Le posizioni di Renzi e Zingaretti sono distanti, ma per i renziani nel partito non ci sono divisioni. “Ho appena incontrato il segretario Zingaretti e il presidente Gentiloni, non c’è nessuna spaccatura nel Pd, la linea comunicata in assemblea è stata concordata con la segreteria“, ha riferito il capigruppo Dem al Senato Andrea Marcucci , vicino all’ex segretario, parlando al termine della riunione del gruppo a palazzo Madama e prima della conferenza dei capigruppo, iniziata poco dopo le 16. “Verificheremo l’informazione che c’è arrivata di una richiesta del presidente Conte di essere ascoltato in quel caso, ovviamente la Costituzione ci impone di ascoltarlo”, ha spiegato il senatore toscano, che in mattinata ha incontrato Zingaretti al Nazareno.
“Sto andando a una capogruppo delicata, sarebbe una forzatura inaudita convocare domani l’Aula sulla crisi. E’ inaudito e impensabile, servono i tempi necessari”, ha detto quindi Marcucci arrivando alla capigruppo a Palazzo Madama, spiegando che “ci risulta che ci sia una richiesta formale da parte del presidente del Consiglio Conte” di fare le sue comunicazioni. “Per noi si deve partire da lì, poi si aprirà formalmente la crisi“. “L’obiettivo di oggi è quello di arrivare ad un nuovo governo, di che natura dovrà essere, lo vedremo in seguito. La crisi dovrà essere totalmente parlamentarizzata: le comunicazioni di Conte saranno la priorità”, aveva spiegato secondo diverse fonti Marcucci in apertura di assemblea.
Carlo Calenda non si stanca di esternare la propria contrarietà al progetto di Renzi: “Rischia di farsi – ha detto l’ex ministro dello Sviluppo economico a Radio Capital – perché l’impulso all’autopreservazione del ceto politico è gigantesco. E l’ex premier ha bisogno di più tempo per fare il suo partito. Ma così offriremo un’occasione gigantesca a Salvini”. “Il Pd è finito“, ha aggiunto Calenda: “Ci sono due Pd: uno ha i gruppi parlamentari e un altro ha il partito. Nell’ultima direzione ho proposto di creare una segreteria politica in cui la gente si guarda in faccia e prende una decisione comune. I primi a non volerlo sono stati i renziani. Renzi non si siede con nessuno, non prende la telefonata di nessuno e non discute con nessuno. Questa è la verità”.

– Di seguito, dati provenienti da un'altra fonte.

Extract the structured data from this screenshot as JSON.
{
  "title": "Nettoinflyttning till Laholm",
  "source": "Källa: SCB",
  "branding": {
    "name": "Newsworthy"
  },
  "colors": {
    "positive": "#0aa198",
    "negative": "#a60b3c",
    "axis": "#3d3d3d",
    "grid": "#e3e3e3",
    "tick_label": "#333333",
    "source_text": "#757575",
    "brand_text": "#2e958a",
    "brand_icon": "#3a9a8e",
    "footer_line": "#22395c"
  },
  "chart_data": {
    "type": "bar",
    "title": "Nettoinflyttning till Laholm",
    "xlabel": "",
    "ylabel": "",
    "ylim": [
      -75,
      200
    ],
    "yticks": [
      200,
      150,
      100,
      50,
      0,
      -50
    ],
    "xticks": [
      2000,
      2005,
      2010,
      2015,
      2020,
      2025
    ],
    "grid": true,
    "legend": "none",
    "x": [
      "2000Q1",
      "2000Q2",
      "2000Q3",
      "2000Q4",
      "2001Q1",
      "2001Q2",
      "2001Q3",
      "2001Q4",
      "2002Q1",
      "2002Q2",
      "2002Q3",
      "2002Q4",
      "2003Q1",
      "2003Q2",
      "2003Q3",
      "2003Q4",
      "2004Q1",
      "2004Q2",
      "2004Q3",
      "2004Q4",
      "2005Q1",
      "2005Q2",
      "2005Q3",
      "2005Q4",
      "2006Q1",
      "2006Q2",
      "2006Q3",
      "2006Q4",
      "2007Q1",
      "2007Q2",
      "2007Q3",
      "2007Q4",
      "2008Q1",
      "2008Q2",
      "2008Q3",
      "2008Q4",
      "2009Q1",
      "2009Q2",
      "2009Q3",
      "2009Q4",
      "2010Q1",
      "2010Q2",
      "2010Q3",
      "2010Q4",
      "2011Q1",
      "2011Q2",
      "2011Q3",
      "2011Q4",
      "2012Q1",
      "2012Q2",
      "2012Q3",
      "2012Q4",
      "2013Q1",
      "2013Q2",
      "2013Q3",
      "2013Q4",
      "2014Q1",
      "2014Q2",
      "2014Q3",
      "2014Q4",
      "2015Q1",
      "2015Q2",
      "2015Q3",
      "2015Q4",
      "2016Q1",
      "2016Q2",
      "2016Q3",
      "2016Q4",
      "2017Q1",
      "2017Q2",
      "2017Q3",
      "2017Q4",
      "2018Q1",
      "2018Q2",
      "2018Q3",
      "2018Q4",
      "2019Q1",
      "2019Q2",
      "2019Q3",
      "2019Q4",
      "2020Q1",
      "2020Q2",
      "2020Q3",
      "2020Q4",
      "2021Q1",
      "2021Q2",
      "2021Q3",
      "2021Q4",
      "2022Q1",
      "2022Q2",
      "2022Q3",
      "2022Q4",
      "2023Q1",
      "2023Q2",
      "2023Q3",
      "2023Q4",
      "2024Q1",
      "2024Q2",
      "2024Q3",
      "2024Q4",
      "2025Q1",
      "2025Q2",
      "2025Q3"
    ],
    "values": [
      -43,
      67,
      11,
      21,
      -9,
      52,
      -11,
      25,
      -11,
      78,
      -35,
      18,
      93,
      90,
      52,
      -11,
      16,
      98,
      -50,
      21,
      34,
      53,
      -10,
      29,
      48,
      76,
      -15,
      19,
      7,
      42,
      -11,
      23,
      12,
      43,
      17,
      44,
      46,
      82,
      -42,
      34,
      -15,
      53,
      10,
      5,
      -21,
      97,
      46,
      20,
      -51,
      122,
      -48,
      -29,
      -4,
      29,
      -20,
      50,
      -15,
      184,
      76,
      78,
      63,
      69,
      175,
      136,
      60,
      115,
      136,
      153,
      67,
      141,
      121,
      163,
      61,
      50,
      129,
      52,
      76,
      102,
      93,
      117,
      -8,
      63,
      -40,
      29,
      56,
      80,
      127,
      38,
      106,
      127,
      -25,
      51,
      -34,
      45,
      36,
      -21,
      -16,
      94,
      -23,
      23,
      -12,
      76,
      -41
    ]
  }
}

Nel partito, intanto, si fa strada un’altra ipotesi, un’alternativa tra il voto subito chiesto da Zingaretti e un governo di scopo per fare la manovra invocato da Matteo Renzi: un governo di legislatura che duri almeno tre anni, cioè fino all’elezione del nuovo presidente della Repubblica nel 2022. Un programma con pochi punti, tra cui sicuramente l’abolizione dei decreti sicurezza di Salvini, e un premier che piaccia anche ai Cinquestelle senza esserne diretta emanazione (per ora si fa il nome di Raffaele Cantone). Non a caso a lanciare l’idea-ponte è stato Goffredo Bettini, uno dei consiglieri più ascoltati dal segretario ma con credito anche tra i renziani.
In mattinata Zingaretti ha incontrato al Nazareno Marcucci e, in rappresentanza del presidente dei deputati Graziano Delrio, il segretario d’Aula e membro del consiglio di presidenza della Camera Enrico Borghi. Il colloquio è servito a fare un punto in vista delle riunioni dei capigruppo di Camera e Senato. Delrio non è riuscitoa essere a Roma in tempo per la riunione, che precede l’assemblea di gruppo convocata alle 15 in Senato, ma a quanto si apprende in questi giorni è stato in continuo contatto con il segretario.